How will withdrawals be accounted for? What will be the tax implications?
Let’s say an employee contributing Rs 30,000 per month decides to make a withdrawal of Rs 2.75 lakh at the end of January. Therefore, until then she would have contributed a total of Rs 3 lakh (see EPFO’s table below). In such a case, the deduction will be first effected in the taxable account, so as to ensure that the tax impact is lighter for employees. “So, the withdrawal would first be made from the taxable account, and only after that is exhausted will the non-taxable account be tapped,” says Preeti Chandrashekhar, India Business Leader, Health and Wealth, Mercer India. So, in the illustration below, taxable and non-taxable accounts have balances of Rs 50,000 and Rs 2,50,000, respectively, in January. “So, if you withdraw Rs 2,75,000, it would first get deducted from the taxable account that has only Rs 50,000 as balance. The remaining Rs 2.25 lakh will be withdrawn from the non-taxable account,” she explains.

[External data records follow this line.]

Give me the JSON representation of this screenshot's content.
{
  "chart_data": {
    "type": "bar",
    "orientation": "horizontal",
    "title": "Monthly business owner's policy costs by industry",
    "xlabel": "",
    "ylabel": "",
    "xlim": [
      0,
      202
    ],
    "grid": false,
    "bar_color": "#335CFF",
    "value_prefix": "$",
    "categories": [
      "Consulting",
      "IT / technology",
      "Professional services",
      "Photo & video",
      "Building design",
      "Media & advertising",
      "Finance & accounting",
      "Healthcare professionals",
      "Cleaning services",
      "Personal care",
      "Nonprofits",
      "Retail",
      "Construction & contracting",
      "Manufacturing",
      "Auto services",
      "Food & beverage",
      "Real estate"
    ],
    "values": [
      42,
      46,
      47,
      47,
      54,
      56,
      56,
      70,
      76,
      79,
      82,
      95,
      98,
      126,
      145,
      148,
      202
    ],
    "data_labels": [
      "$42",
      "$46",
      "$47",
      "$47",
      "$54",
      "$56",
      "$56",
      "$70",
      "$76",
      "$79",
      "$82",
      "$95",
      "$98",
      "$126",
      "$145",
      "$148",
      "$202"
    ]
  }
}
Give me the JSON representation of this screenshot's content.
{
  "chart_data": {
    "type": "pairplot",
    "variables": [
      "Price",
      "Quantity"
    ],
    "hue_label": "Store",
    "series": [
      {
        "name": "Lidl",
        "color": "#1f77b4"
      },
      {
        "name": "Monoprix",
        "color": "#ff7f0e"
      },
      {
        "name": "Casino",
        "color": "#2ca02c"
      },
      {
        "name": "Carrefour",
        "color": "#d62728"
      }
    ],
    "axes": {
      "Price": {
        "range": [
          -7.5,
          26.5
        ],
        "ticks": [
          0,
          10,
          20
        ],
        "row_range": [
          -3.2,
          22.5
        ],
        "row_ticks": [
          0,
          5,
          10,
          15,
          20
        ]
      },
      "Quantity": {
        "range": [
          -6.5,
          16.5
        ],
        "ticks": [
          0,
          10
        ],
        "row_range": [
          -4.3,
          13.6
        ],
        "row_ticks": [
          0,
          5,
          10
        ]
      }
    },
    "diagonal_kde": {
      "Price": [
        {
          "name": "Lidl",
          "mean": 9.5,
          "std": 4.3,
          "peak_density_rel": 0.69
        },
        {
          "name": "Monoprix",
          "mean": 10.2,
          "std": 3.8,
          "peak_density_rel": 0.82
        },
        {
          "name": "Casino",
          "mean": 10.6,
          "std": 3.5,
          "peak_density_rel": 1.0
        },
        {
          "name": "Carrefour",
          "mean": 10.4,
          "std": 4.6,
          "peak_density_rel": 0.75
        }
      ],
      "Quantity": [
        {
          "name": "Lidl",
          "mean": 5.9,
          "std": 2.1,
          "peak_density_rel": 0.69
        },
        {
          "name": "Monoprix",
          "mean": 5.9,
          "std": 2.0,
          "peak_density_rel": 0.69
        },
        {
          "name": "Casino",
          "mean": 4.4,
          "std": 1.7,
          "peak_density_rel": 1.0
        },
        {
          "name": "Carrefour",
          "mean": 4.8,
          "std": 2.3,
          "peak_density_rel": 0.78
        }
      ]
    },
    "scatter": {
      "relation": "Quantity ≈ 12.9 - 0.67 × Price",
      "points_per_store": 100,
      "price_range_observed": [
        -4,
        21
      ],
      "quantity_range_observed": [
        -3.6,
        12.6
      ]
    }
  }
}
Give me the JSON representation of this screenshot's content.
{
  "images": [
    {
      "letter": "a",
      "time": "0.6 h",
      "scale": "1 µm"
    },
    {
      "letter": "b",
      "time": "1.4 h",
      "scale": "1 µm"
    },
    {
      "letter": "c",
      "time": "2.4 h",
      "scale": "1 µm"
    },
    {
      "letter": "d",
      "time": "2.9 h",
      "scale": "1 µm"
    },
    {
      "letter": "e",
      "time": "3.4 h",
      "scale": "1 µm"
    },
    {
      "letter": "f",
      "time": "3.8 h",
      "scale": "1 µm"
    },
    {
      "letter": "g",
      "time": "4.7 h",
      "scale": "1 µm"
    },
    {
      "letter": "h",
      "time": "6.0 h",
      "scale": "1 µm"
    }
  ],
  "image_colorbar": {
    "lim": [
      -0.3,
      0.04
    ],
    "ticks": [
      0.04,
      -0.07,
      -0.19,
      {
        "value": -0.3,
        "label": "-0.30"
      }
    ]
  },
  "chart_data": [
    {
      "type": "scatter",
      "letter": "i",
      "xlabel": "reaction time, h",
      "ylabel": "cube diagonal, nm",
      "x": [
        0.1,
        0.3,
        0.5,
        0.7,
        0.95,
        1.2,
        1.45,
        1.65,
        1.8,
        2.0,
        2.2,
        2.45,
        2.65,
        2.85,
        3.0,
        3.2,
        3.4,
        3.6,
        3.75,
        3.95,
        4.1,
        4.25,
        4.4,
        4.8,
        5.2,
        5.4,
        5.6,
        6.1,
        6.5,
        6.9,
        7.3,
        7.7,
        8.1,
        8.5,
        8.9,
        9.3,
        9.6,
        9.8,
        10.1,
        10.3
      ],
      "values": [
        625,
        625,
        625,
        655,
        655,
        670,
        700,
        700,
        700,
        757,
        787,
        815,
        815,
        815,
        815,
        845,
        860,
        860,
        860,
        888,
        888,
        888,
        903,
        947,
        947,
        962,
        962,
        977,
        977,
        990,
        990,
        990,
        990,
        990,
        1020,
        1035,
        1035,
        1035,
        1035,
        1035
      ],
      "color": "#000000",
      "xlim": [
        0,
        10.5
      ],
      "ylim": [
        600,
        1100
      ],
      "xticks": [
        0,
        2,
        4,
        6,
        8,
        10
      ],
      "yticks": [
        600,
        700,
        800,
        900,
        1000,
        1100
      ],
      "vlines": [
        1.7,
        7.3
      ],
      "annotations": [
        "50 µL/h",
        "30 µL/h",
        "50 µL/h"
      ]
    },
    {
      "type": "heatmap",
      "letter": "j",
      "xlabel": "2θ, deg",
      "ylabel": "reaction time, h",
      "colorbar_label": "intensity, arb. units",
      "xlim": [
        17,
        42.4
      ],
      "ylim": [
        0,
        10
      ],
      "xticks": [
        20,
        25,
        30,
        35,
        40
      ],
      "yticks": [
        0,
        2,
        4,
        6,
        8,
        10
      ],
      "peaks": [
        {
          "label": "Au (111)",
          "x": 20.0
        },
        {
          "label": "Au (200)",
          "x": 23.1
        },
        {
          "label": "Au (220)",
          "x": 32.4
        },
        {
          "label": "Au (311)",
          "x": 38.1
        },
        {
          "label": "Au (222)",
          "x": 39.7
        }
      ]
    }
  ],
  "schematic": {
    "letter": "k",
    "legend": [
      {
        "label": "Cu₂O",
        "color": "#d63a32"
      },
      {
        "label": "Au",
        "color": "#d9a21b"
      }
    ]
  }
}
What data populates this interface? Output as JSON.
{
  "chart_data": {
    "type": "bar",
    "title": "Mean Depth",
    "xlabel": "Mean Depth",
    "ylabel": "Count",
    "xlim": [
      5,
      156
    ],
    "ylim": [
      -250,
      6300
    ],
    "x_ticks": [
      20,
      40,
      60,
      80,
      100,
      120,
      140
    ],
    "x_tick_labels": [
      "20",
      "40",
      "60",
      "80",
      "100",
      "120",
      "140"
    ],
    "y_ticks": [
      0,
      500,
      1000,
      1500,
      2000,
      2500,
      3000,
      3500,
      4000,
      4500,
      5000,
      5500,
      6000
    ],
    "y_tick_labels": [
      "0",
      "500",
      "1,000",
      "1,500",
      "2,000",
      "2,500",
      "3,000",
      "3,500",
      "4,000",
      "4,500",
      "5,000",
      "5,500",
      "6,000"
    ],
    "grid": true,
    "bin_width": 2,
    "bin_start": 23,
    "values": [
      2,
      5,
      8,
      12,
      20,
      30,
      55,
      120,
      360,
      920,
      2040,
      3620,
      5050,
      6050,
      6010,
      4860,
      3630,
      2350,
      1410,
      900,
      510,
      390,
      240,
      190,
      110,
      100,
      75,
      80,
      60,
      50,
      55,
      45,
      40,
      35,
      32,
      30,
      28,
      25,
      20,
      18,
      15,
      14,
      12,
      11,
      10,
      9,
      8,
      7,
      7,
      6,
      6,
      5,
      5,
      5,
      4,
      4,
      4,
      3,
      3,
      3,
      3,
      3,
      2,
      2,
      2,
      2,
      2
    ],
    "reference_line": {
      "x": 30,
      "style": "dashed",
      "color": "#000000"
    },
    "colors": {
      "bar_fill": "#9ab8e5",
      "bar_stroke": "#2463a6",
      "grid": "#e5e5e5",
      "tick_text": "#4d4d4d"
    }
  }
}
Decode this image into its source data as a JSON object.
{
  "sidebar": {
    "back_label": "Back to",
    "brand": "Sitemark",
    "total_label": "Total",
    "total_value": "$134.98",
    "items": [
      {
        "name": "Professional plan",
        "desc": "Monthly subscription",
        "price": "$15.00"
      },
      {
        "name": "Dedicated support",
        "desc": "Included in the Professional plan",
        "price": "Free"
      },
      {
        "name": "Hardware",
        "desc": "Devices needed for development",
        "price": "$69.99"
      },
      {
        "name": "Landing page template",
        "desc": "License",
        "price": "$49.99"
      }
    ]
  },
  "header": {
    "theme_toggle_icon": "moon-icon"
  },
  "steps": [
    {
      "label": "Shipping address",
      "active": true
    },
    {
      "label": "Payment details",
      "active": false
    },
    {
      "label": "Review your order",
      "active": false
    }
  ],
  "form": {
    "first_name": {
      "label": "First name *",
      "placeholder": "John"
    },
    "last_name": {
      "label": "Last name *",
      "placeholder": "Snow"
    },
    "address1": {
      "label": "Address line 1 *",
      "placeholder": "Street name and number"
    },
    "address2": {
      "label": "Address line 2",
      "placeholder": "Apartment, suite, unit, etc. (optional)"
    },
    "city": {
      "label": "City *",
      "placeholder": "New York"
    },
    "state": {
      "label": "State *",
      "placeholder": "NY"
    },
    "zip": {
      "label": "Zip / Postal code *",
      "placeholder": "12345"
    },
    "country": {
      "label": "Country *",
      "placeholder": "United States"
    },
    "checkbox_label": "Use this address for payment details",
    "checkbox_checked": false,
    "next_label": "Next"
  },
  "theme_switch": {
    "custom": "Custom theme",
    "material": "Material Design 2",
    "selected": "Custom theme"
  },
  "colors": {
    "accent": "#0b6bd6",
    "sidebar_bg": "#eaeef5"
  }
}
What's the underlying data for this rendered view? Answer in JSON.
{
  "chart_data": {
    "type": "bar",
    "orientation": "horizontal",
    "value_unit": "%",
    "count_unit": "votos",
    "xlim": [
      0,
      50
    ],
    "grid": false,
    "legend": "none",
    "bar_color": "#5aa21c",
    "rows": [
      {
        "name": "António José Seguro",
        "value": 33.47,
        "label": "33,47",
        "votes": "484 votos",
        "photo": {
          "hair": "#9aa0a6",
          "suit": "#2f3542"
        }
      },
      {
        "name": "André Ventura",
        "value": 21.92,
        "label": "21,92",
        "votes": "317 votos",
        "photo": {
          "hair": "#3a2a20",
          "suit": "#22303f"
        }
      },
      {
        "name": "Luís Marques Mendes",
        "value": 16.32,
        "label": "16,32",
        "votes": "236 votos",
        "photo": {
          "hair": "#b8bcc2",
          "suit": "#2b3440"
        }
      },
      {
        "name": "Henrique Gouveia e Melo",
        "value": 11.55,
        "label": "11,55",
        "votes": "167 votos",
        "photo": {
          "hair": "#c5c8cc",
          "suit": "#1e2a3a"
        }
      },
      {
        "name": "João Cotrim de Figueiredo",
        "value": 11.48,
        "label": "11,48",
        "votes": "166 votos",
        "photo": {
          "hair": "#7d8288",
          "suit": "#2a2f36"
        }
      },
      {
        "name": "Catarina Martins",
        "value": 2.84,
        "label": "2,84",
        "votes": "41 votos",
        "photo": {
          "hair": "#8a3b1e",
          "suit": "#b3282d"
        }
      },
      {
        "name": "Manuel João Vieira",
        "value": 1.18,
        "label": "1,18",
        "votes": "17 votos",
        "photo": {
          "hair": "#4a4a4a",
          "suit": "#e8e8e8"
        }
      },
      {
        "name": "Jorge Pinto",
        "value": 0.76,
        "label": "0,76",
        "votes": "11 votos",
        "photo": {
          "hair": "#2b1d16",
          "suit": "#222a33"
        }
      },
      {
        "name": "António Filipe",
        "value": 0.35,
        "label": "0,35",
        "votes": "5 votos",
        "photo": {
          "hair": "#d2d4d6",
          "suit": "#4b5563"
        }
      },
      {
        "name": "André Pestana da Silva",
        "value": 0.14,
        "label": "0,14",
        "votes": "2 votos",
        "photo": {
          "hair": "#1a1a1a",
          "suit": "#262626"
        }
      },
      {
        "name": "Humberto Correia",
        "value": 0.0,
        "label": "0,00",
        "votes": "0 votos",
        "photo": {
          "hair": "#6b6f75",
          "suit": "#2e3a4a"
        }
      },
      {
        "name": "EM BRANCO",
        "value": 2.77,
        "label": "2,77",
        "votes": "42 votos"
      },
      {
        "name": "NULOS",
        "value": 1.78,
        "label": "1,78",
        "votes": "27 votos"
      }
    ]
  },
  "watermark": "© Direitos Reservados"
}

So, it’s the EPFO’s responsibility to split my contribution into taxable and non-taxable components and deduct tax. Will I have to take any action at my end while filing my income tax returns?
Yes, you will have to be mindful of an additional task that you have to complete at the time of filing returns. “The EPFO will withhold TDS at the rate of 10 percent. However, you will have to calculate the total tax payable on the basis of the tax bracket you fall into. It is likely that you will have to pay additional tax on this amount at the time of filing returns,” says Prableen Bajpai, Founder, Finfix Research and Analytics. The process will be similar to how interest earned on bank fixed deposits, for example, which fall under ‘Income from other sources’, is taxed. “You will have to pay tax on an accrued basis, as per the slab rate applicable to you. Since the EPFO will withhold TDS, it will reflect in the annual information statement and will also be pre-populated in the income tax return forms. Not paying taxes at the time of filing returns could lead to queries from the income tax department,” says chartered accountant Karan Batra, Founder, Chartered Club. For those who have not furnished their permanent account number (PAN), the TDS rate will be much higher at 20 percent. For non-resident employees, the TDS rate will be 30 percent.